MSUM musicians head to jug band competition

They’re called Alien Brain and the Jugular Vein and Amanda Nygard is their leader.

Musicians streamed in and out of the MSUM music senior’s south Moorhead house Friday night carrying instruments of a bygone era. Nygard was hosting practice for her jug band, and her living room reverberated with the sounds of a washboard, fiddle, jaw harp, mandolin, guitar and, of course, the low rumble of the signature ceramic jug. The band was preparing for its third annual trip to the Minneapolis Battle of the Jug Bands, which is now in its 30th year of celebrating this obscure form of blues-influenced music that incorporates homemade and traditional instruments. Alien Brain and the Jugular Vein is scheduled to perform around 6 p.m. on Sunday at the Cabooze.

“It’s always been a family affair and these guys are my ‘framily’ – my friend family,” Nygard said.

How close the seven band members have grown over the past few years is obvious in their banter.

“The rule is we rip on whoever is not here,” said Lyle Landstrom, a scruffy middle-aged civil engineer, as he plucked on his guitar.

His daughter, undeclared MSUM freshman Sam Landstrom, joined the band when she was 15. She said being in Alien Brain and the Jugular Vein has “been irritating but been rewarding in other ways. We really know how to get on each other’s nerves and it seems like everybody likes to do that.”

Three years ago, when her other band couldn’t make it to the Battle of the Jug Bands, Nygard found some replacement players. And they’ve been together ever since.

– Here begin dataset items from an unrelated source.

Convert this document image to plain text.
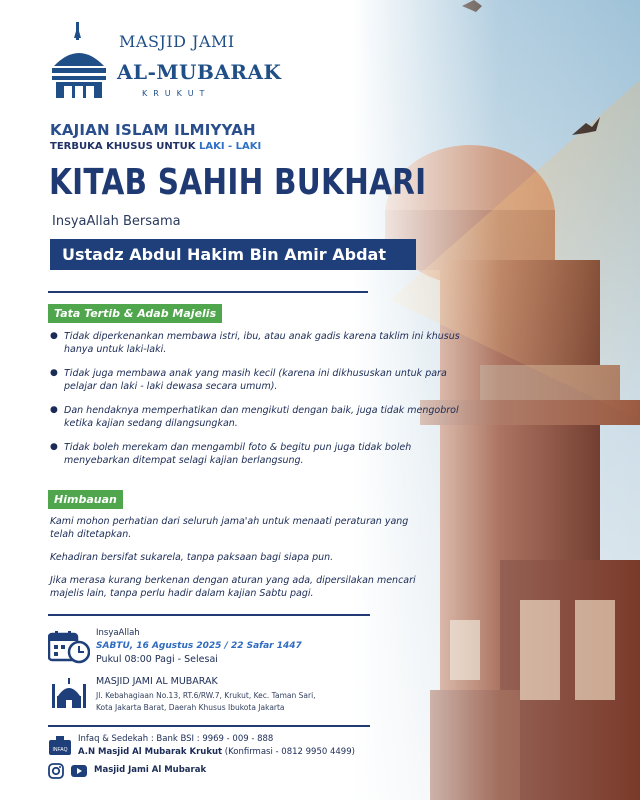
MASJID JAMI
AL-MUBARAK
KRUKUT
KAJIAN ISLAM ILMIYYAH
TERBUKA KHUSUS UNTUK LAKI - LAKI
KITAB SAHIH BUKHARI
InsyaAllah Bersama
Ustadz Abdul Hakim Bin Amir Abdat
Tata Tertib & Adab Majelis
● Tidak diperkenankan membawa istri, ibu, atau anak gadis karena taklim ini khusus hanya untuk laki-laki.
● Tidak juga membawa anak yang masih kecil (karena ini dikhususkan untuk para pelajar dan laki - laki dewasa secara umum).
● Dan hendaknya memperhatikan dan mengikuti dengan baik, juga tidak mengobrol ketika kajian sedang dilangsungkan.
● Tidak boleh merekam dan mengambil foto & begitu pun juga tidak boleh menyebarkan ditempat selagi kajian berlangsung.
Himbauan

Kami mohon perhatian dari seluruh jama'ah untuk menaati peraturan yang telah ditetapkan.

Kehadiran bersifat sukarela, tanpa paksaan bagi siapa pun.

Jika merasa kurang berkenan dengan aturan yang ada, dipersilakan mencari majelis lain, tanpa perlu hadir dalam kajian Sabtu pagi.

InsyaAllah
SABTU, 16 Agustus 2025 / 22 Safar 1447
Pukul 08:00 Pagi - Selesai
MASJID JAMI AL MUBARAK
Jl. Kebahagiaan No.13, RT.6/RW.7, Krukut, Kec. Taman Sari,
Kota Jakarta Barat, Daerah Khusus Ibukota Jakarta
INFAQ
Infaq & Sedekah : Bank BSI : 9969 - 009 - 888
A.N Masjid Al Mubarak Krukut (Konfirmasi - 0812 9950 4499)
Masjid Jami Al Mubarak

Locally, the band has played benefit shows, including for the Rape and Abuse Crisis Center. In the past month, they’ve gigged at the Northsider Bar in north Moorhead’s All Star Bowl. But right now, the focus is winning the coveted waffle iron – spray painted gold – bestowed upon the champion of the battle of the Jug Bands. While some bands at the battle have elaborate period costumes and staging, Alien Brain and the Jugular Vein decided against it – although one year they did wear tin foil hats.

“Our music is more of the thing,” Nygard said, before fiddling to the 1928 Harry McClintock tune, “The Bum Song.” “I think we’ve gotten a lot better.”

Last year, the band took second place out of a few dozen competitors, and Nygard took home the “triangle of power” individual prize for being the best multi-instrumentalist. Band members are confident they can seize the waffle iron this year.

Besides Alien Brain and the Jugular Vein, Nygard leads the roots outfit Amanda Standalone and the Pastry Shop Girls. And last month, she tried out for The Voice.

Nygard maintains a philosophical outlook about not advancing in that competition.

“Anything that will be sustainable and will actually grow has to happen in its own time,” she said. “You climb the ladder just like any other thing. Sometimes the idea of making it to the top seems absurd … I’m a folk musician, man. C’mon.”